Some residents complained Stewart was not as visible as other councillors when it came to problems, such as a tent city in Strathcona Park.
With overdose deaths rising sharply as the COVID-19 pandemic dragged on, advocates for drug users praised Stewart for pushing to decriminalize possession of hard drugs.
In 2020, in the midst of a North America-wide focus on police violence and a tight budget because of the pandemic, Vancouver’s council voted to freeze the city’s police budget. That decision was overturned two years later by the province’s director of police services.
While Stewart’s main opponent Sim promised to hire 100 more police officers to deal with safety concerns, Stewart promised to create new outreach teams to help vulnerable people connect with social services. In a controversial move, the Vancouver Police Union endorsed a mayoral candidate this election — and they picked Sim.
To try to form a strong council majority, Stewart formed a new party for the 2022 election and ran with six council candidates, including his wife, Jeanette Ashe, and former communications director Alvin Singh. The party did not run any park board or school board candidates.
As mayor, Stewart touted his relationships with federal ministers, and said those connections had helped to pry loose $1 billion in federal money for new affordable housing projects in the city.
But he presided over a council that was a mix of parties with no clear majority. That led to marathon meetings, jam-packed agendas and unpredictable votes — a situation Stewart acknowledged was a problem during his 2022 campaign for re-election.
“Last year we hit 8,800 [housing unit approvals],” Stewart previously told The Tyee. “If it wasn’t for COVID — and a bananas council — we could have done more.” — Jen St. Denis
THE UNOFFICIAL OPPOSITION IS GREEN
The night at the Vancouver Green Party headquarters began with laughter and ended in tears after one of the party’s three incumbent councillors lost his seat in an election dominated by the centre-right ABC.
Adriane Carr, who won her fourth election for the party, says that makes her and fellow incumbent Pete Fry an unofficial opposition.
Carr said it would be another challenge for a party that tried to act as a force of compromise in the previous council.
“In this case, we’re going to have to make sure that we take the party with the most elected councillors to task,” Carr said after the results were announced.
“It’s going to be a different role, isn’t it?”
She and other Green Party members described it as the end of an election defined by division, and where the more moderate Greens struggled to make themselves heard in sharp differences on issues like housing and homelessness.
“We’ve got nicknames. COPE-Green Alliance. One Green City. Green NPA. AGCG. There’s a lot of comments where people challenge the Greens for working with another side,” council candidate Michael Wiebe said before results were announced.
“The Greens are the ones making the reasonable choice in the middle, which makes people on the two extremes both hate us.”
Wiebe did not win re-election Saturday, something that clearly rocked the party faithful.
The mood at headquarters was at first jovial, more a kitchen party than a campaign event. Carr, Vancouver’s longest-serving councillor, danced to ABBA’s “Dancing Queen,” waving a party sign over her head. Volunteers and candidates danced, laughed and sipped craft beer while a speaker blared oldies and R&B. Candidates stayed in a backroom with prosecco on ice. A sign in the building’s small kitchen showed the Wi-Fi password for the cannabis dispensary next door.

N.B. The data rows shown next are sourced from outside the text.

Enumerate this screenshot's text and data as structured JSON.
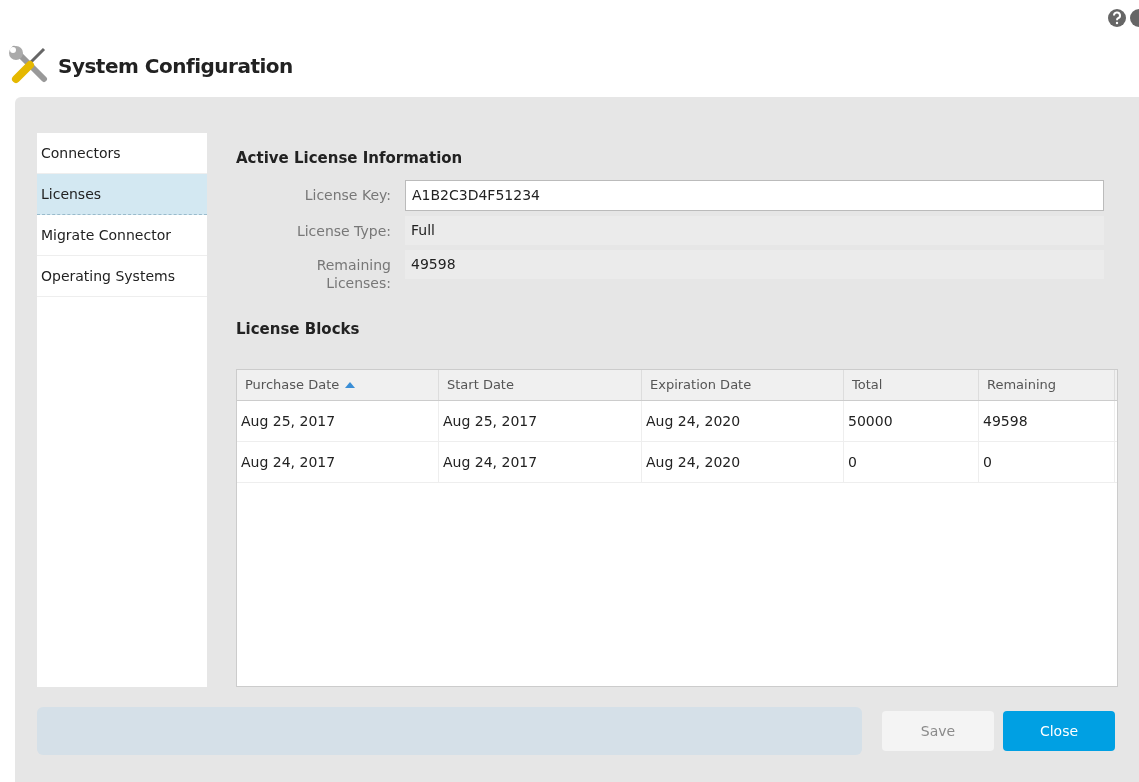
{
  "header": {
    "title": "System Configuration"
  },
  "sidebar": {
    "items": [
      {
        "label": "Connectors",
        "selected": false
      },
      {
        "label": "Licenses",
        "selected": true
      },
      {
        "label": "Migrate Connector",
        "selected": false
      },
      {
        "label": "Operating Systems",
        "selected": false
      }
    ]
  },
  "active_license": {
    "heading": "Active License Information",
    "fields": [
      {
        "kind": "input",
        "label": "License Key:",
        "value": "A1B2C3D4F51234"
      },
      {
        "kind": "readonly",
        "label": "License Type:",
        "value": "Full"
      },
      {
        "kind": "readonly",
        "label": "Remaining Licenses:",
        "value": "49598"
      }
    ]
  },
  "license_blocks": {
    "heading": "License Blocks",
    "columns": [
      {
        "label": "Purchase Date",
        "sorted": true
      },
      {
        "label": "Start Date",
        "sorted": false
      },
      {
        "label": "Expiration Date",
        "sorted": false
      },
      {
        "label": "Total",
        "sorted": false
      },
      {
        "label": "Remaining",
        "sorted": false
      }
    ],
    "rows": [
      [
        "Aug 25, 2017",
        "Aug 25, 2017",
        "Aug 24, 2020",
        "50000",
        "49598"
      ],
      [
        "Aug 24, 2017",
        "Aug 24, 2017",
        "Aug 24, 2020",
        "0",
        "0"
      ]
    ]
  },
  "buttons": [
    {
      "label": "Save",
      "disabled": true
    },
    {
      "label": "Close",
      "disabled": false
    }
  ]
}
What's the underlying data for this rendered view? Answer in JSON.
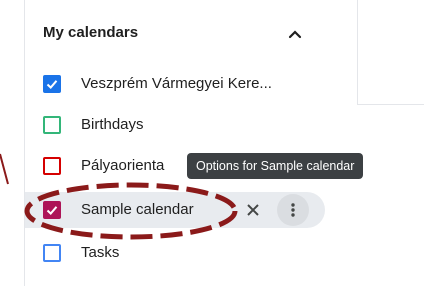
{
  "sidebar": {
    "section_title": "My calendars",
    "collapse_icon": "chevron-up-icon",
    "calendars": [
      {
        "label": "Veszprém Vármegyei Kere...",
        "color": "#1a73e8",
        "checked": true
      },
      {
        "label": "Birthdays",
        "color": "#33b679",
        "checked": false
      },
      {
        "label": "Pályaorienta",
        "color": "#d50000",
        "checked": false
      },
      {
        "label": "Sample calendar",
        "color": "#ad1457",
        "checked": true
      },
      {
        "label": "Tasks",
        "color": "#4285f4",
        "checked": false
      }
    ],
    "hovered_item": {
      "close_icon": "close-icon",
      "options_icon": "more-vert-icon"
    }
  },
  "tooltip": {
    "text": "Options for Sample calendar"
  },
  "annotation": {
    "color": "#8b1a1a"
  }
}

But when the results came in and hope and time ran out, it was clear Wiebe was not close enough to win.
He said he leaves the job proud of the role he played on council. He warned ABC’s dominance would make the role of outside parties that much more important.
“When I walk around this city, I already see all the work I’ve done to make it better,” Wiebe said after results were announced.
The Green Party ran on a platform focused on streamlining applications for greener housing and amending local building codes to allow solar panels on homes.
They also pushed to redefine the definition of “affordable” rentals by basing them on 30 per cent of renters’ income and not the market rate. The party favours changing zoning codes to allow for more non-market housing, such as co-operatives.
Volunteers say what often draws them to the Greens are the party’s atmosphere and its focus on compromise. Campaign staff noted their resources and budget paled to some of their more well-financed opponents.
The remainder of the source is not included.